Personal information
- Full name: Mikhail Sergeyevich Sheremetyev
- Nationality: Russia
- Born: 28 March 1985 (age 41) Saint Petersburg, Russian SFSR
- Height: 1.72 m (5 ft 7+1⁄2 in)
- Weight: 64 kg (141 lb)

Sailing career
- Sport: Sailing
- Club: CSKA Moscow
- Coached by: Sergey Modestovich Egorov
- Class: Dinghy

= Mikhail Sheremetyev =

Russian sailor

Mikhail Sergeyevich Sheremetyev (Михаил Серге́евич Шереметьев; born 28 March 1985 in Saint Petersburg) is a Russian sailor, who specialized in two-person dinghy (470).

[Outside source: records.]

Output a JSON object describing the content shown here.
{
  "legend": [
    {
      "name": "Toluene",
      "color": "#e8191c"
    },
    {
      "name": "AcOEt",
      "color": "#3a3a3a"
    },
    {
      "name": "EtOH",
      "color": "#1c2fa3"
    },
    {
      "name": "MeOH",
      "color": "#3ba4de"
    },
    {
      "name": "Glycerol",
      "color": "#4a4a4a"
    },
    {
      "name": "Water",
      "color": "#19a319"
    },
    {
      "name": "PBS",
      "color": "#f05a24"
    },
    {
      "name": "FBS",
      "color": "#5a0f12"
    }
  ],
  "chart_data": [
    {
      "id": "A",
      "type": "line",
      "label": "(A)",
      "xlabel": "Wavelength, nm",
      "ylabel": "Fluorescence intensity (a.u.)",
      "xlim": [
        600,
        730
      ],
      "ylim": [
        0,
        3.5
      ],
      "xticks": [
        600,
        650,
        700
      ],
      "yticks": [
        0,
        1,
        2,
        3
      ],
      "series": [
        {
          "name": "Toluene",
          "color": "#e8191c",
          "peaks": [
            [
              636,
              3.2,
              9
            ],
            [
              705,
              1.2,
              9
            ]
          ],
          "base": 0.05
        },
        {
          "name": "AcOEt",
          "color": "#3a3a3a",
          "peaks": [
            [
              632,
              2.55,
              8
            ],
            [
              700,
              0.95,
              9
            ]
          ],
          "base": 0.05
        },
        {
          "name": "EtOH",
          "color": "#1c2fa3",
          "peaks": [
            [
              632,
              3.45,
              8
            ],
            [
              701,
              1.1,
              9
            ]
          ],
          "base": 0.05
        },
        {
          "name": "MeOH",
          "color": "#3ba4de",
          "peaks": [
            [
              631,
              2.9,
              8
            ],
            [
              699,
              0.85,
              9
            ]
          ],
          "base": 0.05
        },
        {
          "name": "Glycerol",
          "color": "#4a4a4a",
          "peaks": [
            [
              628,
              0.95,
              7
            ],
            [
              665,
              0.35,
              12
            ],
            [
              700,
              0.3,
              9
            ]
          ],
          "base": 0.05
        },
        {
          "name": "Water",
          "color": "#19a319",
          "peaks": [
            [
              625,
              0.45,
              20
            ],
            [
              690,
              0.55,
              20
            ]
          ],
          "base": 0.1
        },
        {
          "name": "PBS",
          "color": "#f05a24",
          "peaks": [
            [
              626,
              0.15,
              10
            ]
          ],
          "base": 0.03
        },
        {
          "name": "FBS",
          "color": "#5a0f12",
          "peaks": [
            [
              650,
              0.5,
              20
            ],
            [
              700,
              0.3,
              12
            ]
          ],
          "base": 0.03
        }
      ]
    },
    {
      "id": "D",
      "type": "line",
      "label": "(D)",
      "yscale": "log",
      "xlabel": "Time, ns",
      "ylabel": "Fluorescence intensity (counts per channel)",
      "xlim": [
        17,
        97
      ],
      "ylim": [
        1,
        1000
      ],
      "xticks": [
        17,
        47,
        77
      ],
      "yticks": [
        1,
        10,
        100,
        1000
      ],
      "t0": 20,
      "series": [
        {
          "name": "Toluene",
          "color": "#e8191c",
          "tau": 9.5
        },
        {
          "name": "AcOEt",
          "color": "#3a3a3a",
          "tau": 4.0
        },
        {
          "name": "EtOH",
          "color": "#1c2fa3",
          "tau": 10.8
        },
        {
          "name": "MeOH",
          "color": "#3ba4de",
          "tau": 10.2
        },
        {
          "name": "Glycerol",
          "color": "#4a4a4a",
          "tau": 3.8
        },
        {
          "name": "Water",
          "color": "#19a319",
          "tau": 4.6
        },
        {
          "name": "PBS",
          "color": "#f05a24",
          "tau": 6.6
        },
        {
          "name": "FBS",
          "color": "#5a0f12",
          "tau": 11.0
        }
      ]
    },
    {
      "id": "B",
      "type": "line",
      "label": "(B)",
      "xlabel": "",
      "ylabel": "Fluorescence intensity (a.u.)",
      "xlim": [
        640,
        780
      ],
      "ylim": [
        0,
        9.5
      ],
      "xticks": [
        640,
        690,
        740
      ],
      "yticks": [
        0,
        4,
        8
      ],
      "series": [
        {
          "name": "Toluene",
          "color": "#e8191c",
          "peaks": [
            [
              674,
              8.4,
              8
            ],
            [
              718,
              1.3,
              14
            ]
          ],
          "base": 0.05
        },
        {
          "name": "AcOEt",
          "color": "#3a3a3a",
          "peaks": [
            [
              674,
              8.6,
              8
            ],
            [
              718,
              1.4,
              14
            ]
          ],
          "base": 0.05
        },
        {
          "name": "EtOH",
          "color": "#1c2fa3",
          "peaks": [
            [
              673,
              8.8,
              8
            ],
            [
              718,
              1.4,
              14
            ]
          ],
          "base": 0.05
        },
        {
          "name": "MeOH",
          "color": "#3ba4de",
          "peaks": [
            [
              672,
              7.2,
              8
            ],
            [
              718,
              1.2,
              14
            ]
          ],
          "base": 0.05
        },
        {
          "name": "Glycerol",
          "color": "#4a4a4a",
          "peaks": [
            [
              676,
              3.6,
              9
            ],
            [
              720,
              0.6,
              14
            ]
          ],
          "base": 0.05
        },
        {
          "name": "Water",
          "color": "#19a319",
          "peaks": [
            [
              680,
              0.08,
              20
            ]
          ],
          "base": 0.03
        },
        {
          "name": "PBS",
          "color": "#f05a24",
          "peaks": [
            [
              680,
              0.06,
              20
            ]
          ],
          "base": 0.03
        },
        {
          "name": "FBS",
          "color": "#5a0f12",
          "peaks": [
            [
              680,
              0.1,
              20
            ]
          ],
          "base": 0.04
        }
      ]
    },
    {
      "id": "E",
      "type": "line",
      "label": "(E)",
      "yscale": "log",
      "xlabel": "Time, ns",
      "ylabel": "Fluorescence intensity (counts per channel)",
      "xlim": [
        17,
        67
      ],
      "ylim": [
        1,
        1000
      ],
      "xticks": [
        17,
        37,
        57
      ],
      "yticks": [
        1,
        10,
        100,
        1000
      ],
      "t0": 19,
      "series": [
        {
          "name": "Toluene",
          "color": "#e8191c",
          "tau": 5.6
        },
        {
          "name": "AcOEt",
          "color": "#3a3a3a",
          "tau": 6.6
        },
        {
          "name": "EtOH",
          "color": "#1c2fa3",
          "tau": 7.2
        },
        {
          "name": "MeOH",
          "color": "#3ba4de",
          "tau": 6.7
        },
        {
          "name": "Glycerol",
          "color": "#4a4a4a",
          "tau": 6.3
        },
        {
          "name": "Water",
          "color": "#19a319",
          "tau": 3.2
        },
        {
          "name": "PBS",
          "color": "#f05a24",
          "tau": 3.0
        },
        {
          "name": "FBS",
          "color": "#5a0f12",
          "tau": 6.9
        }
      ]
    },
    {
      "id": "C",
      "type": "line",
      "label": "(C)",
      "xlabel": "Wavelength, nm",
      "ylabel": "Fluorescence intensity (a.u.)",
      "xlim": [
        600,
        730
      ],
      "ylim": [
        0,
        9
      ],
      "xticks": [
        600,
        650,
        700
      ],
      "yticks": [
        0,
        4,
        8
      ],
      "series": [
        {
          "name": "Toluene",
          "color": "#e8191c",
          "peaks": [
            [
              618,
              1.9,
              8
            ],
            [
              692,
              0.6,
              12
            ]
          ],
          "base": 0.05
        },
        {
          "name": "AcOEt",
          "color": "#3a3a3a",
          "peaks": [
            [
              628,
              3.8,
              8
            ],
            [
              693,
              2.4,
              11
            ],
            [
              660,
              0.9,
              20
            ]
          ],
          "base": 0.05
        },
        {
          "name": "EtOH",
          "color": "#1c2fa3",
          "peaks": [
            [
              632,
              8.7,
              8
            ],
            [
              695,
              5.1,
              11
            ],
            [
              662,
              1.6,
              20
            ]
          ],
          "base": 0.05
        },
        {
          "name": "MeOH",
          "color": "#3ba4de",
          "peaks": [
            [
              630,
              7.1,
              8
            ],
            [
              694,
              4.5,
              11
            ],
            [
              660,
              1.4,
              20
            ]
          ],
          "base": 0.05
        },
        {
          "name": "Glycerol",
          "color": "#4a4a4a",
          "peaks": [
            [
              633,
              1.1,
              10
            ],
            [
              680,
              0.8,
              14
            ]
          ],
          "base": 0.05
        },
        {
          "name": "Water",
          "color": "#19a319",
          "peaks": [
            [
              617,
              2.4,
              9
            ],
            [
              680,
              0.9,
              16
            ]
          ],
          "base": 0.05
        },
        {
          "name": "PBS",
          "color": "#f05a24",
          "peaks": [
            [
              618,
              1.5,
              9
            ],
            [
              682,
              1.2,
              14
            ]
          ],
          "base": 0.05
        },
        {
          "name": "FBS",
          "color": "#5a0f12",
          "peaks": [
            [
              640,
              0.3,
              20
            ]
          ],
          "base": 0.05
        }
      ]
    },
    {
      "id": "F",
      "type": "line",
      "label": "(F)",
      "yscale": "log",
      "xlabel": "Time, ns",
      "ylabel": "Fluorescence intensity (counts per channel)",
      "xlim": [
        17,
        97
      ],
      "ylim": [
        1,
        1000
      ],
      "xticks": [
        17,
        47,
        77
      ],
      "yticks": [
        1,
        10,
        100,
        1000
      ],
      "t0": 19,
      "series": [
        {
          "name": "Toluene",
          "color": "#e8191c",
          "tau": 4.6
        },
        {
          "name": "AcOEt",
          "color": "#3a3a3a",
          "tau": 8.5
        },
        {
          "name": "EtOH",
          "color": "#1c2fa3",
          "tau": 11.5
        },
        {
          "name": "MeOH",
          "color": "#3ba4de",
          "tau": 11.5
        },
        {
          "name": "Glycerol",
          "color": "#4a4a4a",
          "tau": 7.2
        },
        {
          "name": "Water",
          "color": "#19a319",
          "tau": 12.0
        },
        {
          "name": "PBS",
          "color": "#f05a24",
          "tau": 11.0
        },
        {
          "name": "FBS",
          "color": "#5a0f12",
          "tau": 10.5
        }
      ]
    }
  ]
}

He represented Russia, along with his brother Maksim Sheremetyev, in two editions of the Olympic Games (2008 and 2012), and has also been training for CSKA Moscow (Russian Army Sports Club) throughout most of his sporting career under personal coach Sergey Modestovich Egorov.

Sheremetyev and his brother Maksim made their official debut at the 2008 Summer Olympics in Beijing, where they finished twentieth in the men's 470 class with a net score of 157, edging out Belarusian duo Siarhei Dziasiukevich and Pavel Lahunou by a narrow, two-point gap from the final standings.

At the 2012 Summer Olympics in London, Sheremetyev competed for the second time as a skipper in the men's 470 class by finishing fifteenth and receiving a berth from the World Championships in Barcelona, Spain. Teaming again with his brother and crew member Maksim in the opening series, the Russian duo mounted two top 10 finishes on the fifth and seventh leg respectively to produce a remarkable grade of 130, but came up short for the medal race with a seventeenth-place finish in a fleet of twenty-seven boats.